La réserve de réglage est acquise par des gestionnaires de réseau de transport tels qu’Elia afin d’équilibrer le réseau électrique lorsque la production et la consommation d’électricité ne correspondent pas. La réserve primaire est le produit de réserve de réglage le plus rapide : dans un délai de 30 secondes, des générateurs et des consommateurs réagissent automatiquement à un signal reçu directement du réseau électrique afin d’augmenter ou de réduire la puissance produite. Des producteurs d’énergie isolés et décentralisés ne disposent pas de la capacité ni de la disponibilité suffisantes pour offrir ce service à eux seuls.
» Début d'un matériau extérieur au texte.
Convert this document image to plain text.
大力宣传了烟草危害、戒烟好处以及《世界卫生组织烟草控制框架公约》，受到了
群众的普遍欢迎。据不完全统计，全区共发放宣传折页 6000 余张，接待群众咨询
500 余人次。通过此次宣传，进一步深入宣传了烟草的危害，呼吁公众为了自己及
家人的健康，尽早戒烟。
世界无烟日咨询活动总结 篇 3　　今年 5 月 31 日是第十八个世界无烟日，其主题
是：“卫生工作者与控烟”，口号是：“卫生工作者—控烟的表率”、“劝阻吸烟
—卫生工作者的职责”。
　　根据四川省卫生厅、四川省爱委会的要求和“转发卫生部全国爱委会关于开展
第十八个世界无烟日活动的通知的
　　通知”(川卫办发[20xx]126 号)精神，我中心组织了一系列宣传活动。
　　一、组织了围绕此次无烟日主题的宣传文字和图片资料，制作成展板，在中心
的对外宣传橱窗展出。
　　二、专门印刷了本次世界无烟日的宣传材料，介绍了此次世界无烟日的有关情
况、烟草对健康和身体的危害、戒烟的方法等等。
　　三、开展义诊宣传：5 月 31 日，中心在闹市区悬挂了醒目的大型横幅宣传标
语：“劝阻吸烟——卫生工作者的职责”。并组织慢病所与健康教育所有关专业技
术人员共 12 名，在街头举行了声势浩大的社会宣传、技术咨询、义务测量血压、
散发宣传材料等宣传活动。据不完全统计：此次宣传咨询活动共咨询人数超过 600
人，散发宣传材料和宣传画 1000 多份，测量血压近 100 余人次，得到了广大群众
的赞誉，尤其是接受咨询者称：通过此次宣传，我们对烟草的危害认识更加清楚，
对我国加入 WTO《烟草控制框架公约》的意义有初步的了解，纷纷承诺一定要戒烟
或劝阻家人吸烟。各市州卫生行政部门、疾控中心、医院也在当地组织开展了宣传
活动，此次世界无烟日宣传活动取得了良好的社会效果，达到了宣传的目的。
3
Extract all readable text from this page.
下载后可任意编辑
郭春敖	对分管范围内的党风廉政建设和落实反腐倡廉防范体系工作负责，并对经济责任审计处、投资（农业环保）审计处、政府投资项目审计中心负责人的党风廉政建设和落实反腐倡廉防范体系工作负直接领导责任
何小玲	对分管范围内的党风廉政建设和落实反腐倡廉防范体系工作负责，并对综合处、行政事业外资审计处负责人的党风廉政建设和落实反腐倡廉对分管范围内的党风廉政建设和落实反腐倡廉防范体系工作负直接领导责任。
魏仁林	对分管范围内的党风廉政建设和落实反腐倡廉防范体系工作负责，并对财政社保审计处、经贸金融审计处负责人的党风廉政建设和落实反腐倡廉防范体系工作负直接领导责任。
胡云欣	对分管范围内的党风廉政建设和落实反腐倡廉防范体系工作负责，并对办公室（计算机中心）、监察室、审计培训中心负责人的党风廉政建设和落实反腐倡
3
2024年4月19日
Toutefois, s’ils sont combinés avec d’autres petits producteurs d’électricité, l’énergie ainsi accumulée présente une stabilité suffisante. Le résultat est un fournisseur d’électricité commun et unique, pas si différent d’une centrale nucléaire de grande envergure, mais qui, grâce au degré élevé de résilience obtenu par son nombre important de participants, n’est pas exposé aux mêmes risques de pannes. La centrale virtuelle a été approuvée par Elia en vue d’offrir le service exigeant de réserve primaire, et ce après avoir subi des vérifications rigoureuses habituelles pour toutes les centrales fournissant une réserve primaire.

« Nous sommes les premiers à offrir ces services systémiques au moyen de petites unités de production d’électricité sur un marché jusqu’à présent presque complètement dominé par Engie et EDF Luminus. Nous voulons ouvrir les marchés et stimuler la concurrence au profit du consommateur final, à l’image de ce que nous avons fait en Allemagne. Nous souhaitons accélérer la transformation du secteur énergétique belge », précise Jan De Decker.